Lack of 'good' gut bacteria may be causing increase in food allergies, study suggests

Eight percent of children in the U.S. are reportedly affected by food allergies, a dramatic uptick from years past

Kombucha, pictured here, is full of the "good" kind of bacteria, probiotics. A new study believes an uptick in food allergies, especially among children, could be linked to not enough "good" bacteria in our guts these days.
Klara Avsenik/Unsplash

Leave your preconceptions about the word 'bacteria' at the door: a new study suggests the recent increase in food allergies in young people across the country could be reversed with the presence of more bacteria.

Scientists at Boston Children's Hospital and Brigham and Women's Hospital published a study in the journal Nature Medicine this week, in which the authors say our increasingly sanitized society is actually causing the uptick in food allergies.

Nearly 8 percent of children in the United States are affected by food allergies, a sharp rise from a decade ago, according to the American Association for the Advancement of Science. The authors of the study hypothesized that certain lifestyle changes, including increased use of antibiotics, were leading to the increase.

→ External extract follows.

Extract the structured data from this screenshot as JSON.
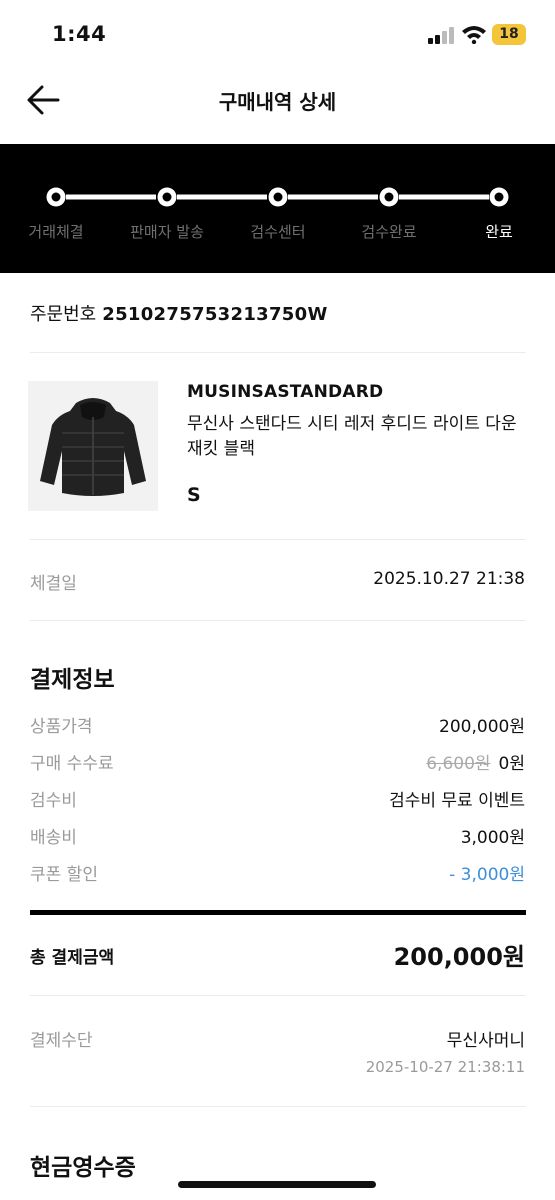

The authors tested this idea by studying gut bacteria in infants with food allergies, and infants without food allergies. By studying stool samples from both groups, the researchers were able to determine a difference in the samples' bacterial makeup, according to the AAAS.

To determine what role the different bacteria played, the researchers ran an experiment: they transplanted the bacteria into allergy-prone mice. When the different bacteria were introduced, the bacteria from food-allergic babies didn't protect the mice against food allergies, while the bacteria from babies without food allergies was successful.

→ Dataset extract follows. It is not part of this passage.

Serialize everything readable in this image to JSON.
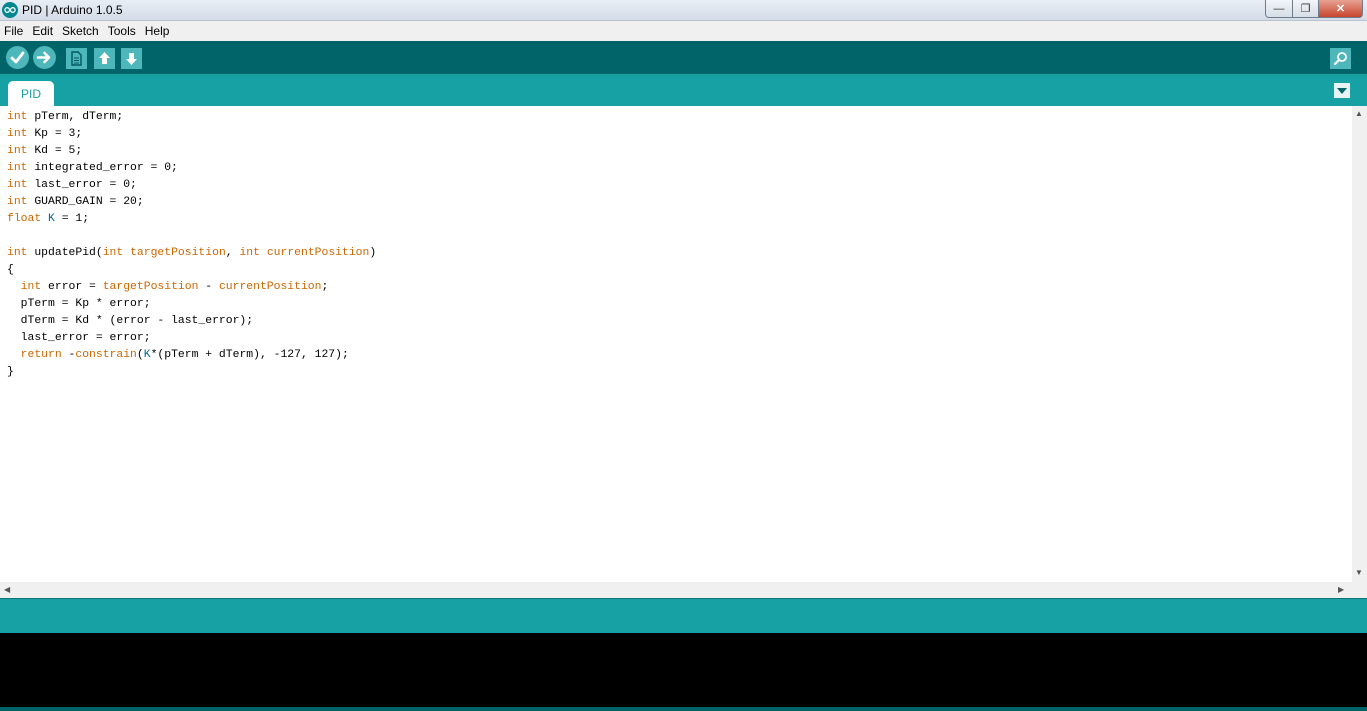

The team of researchers then dug deeper, looking at the successful bacteria samples. They found bacteria from the order Clostridiales was present, which had previously been noted as bacteria potentially successful in protecting against food allergies. In a subsequent test similar to the first, the researchers found both Clostridiales and Bacteroidales bacteria were successful in suppressing allergic reactions.

"The loss of these bacteria acts as a switch that makes children susceptible to food allergy," Dr. Talal Chatila, director of the Food Allergy Program at Boston Children's and a senior author on the study, told the AAAS.

Chatila said he believes this study should provide a "fundamental concept" of how food allergies come about, which researchers can use for future treatments.